As the days get shorter and the cold weather settles in, you might find yourself dealing with a case of the winter blues. It’s entirely normal to experience some sadness during the darker months, but for 5% of U.S. adults, it can take a more serious turn, leading to seasonal affective disorder (SAD) or seasonal depression.
In this blog post, we’ll delve into why it matters and what you can do to keep your mental health in check during the winter months.
Why Does It Matter?
Seasonal affective disorder, often abbreviated as SAD, is a genuine concern for many. The American Psychiatric Association points out that the reduction in light exposure during the winter season can alter the balance of essential brain chemicals like serotonin (which influences mood) and melatonin (crucial for sleep), and disrupt our body’s circadian rhythm.
A recent APA poll discovered that two-thirds of adults experience changes in their behavior when the seasons shift to winter. You might notice yourself sleeping more, feeling fatigued, or even experiencing bouts of depression. The key difference between the “winter blues” and full-blown SAD is the pervasiveness of sadness or depression, along with a loss of interest in activities you once enjoyed.
Seasonal Affective Disorder Signs to Watch Out For
If you find yourself sleeping or eating too much or too little, having difficulty concentrating, or experiencing thoughts of death, it could be a sign of SAD. The symptoms often overlap with those of major depressive disorder. For this reason, it’s crucial to seek a diagnosis from a medical professional to ensure you receive the appropriate treatment.
So What’s the Treatment Options?
There are several treatments available for SAD, and it’s essential to explore these options under the guidance of a healthcare provider. Treatment possibilities include medication, light therapy using a lightbox, music therapy and talk therapy.
The Importance of Sleep
One of the most critical aspects to pay attention to during the fall and winter months is your sleep. Mood disorders can lead to sleep disturbances, and a lack of sleep can exacerbate emotional challenges. Maintaining a consistent sleep schedule, even on weekends, is vital for good sleep hygiene. Going to bed and waking up at approximately the same times every day can help regulate your body’s internal clock.
Embrace the Outdoors
While the winter months might make you want to hibernate indoors, don’t underestimate the power of spending time in nature. Going for walks in natural settings can do wonders for alleviating the winter blues. This is especially important for those who commute in the dark and may not get enough exposure to the body clock-regulating sunlight.

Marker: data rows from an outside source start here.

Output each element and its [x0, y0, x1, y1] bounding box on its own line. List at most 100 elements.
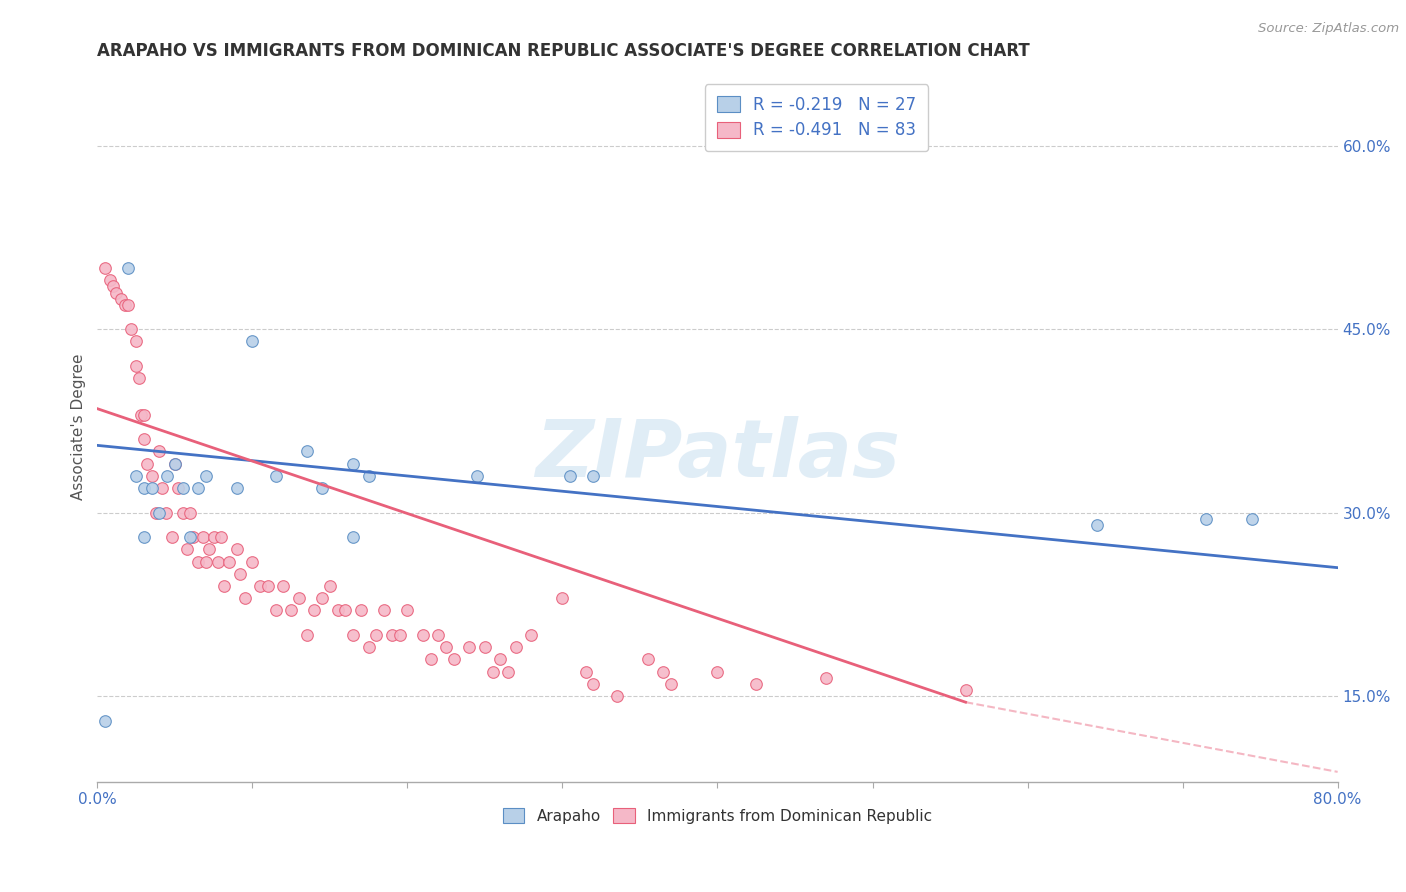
Point [357, 469, 380, 483]
Point [1085, 517, 1108, 532]
Point [242, 334, 264, 349]
Point [288, 591, 311, 606]
Point [194, 555, 217, 569]
Point [148, 506, 170, 520]
Point [257, 579, 280, 593]
Point [481, 665, 503, 679]
Point [183, 530, 205, 544]
Point [434, 640, 457, 655]
Point [606, 689, 628, 703]
Point [187, 481, 209, 495]
Point [225, 542, 247, 557]
Point [342, 530, 364, 544]
Point [141, 481, 163, 495]
Point [280, 603, 302, 617]
Point [207, 555, 229, 569]
Point [575, 665, 598, 679]
Point [156, 469, 179, 483]
Point [264, 603, 287, 617]
Point [458, 640, 481, 655]
Point [419, 652, 441, 666]
Point [1241, 512, 1264, 526]
Point [366, 628, 388, 642]
Point [132, 408, 155, 422]
Point [249, 579, 271, 593]
Point [128, 371, 150, 385]
Point [179, 506, 201, 520]
Point [706, 665, 728, 679]
Point [117, 261, 139, 276]
Point [242, 555, 264, 569]
Point [474, 640, 496, 655]
Point [396, 603, 419, 617]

For an extra boost to your mental health, consider taking a leisurely stroll among trees. Studies have shown that walking in the park can have a particularly positive impact on your mood. Perhaps it’s because we associate nature with a sense of calmness. Dr. Petros Levounis, the president of the APA, is even writing a book about nature therapy and emphasizes the benefits of “forest bathing.”
Bring the Outdoors In
Don’t limit your connection with nature to outdoor activities; consider bringing some greenery into your living space. Houseplants can genuinely lift your spirits and brighten up your surroundings, which can make a big difference during the gloomy winter months.
while it’s entirely normal to experience the winter blues, it’s essential to be aware of the signs and symptoms of seasonal affective disorder. Seeking a diagnosis from a healthcare professional is the first step towards finding the right treatment. Prioritize good sleep hygiene and consider spending time outdoors, especially among trees, to boost your mood.
And don’t forget to bring a bit of nature into your home with some houseplants. Your mental health is worth taking care of, even when the winter blues threaten to dampen your spirits.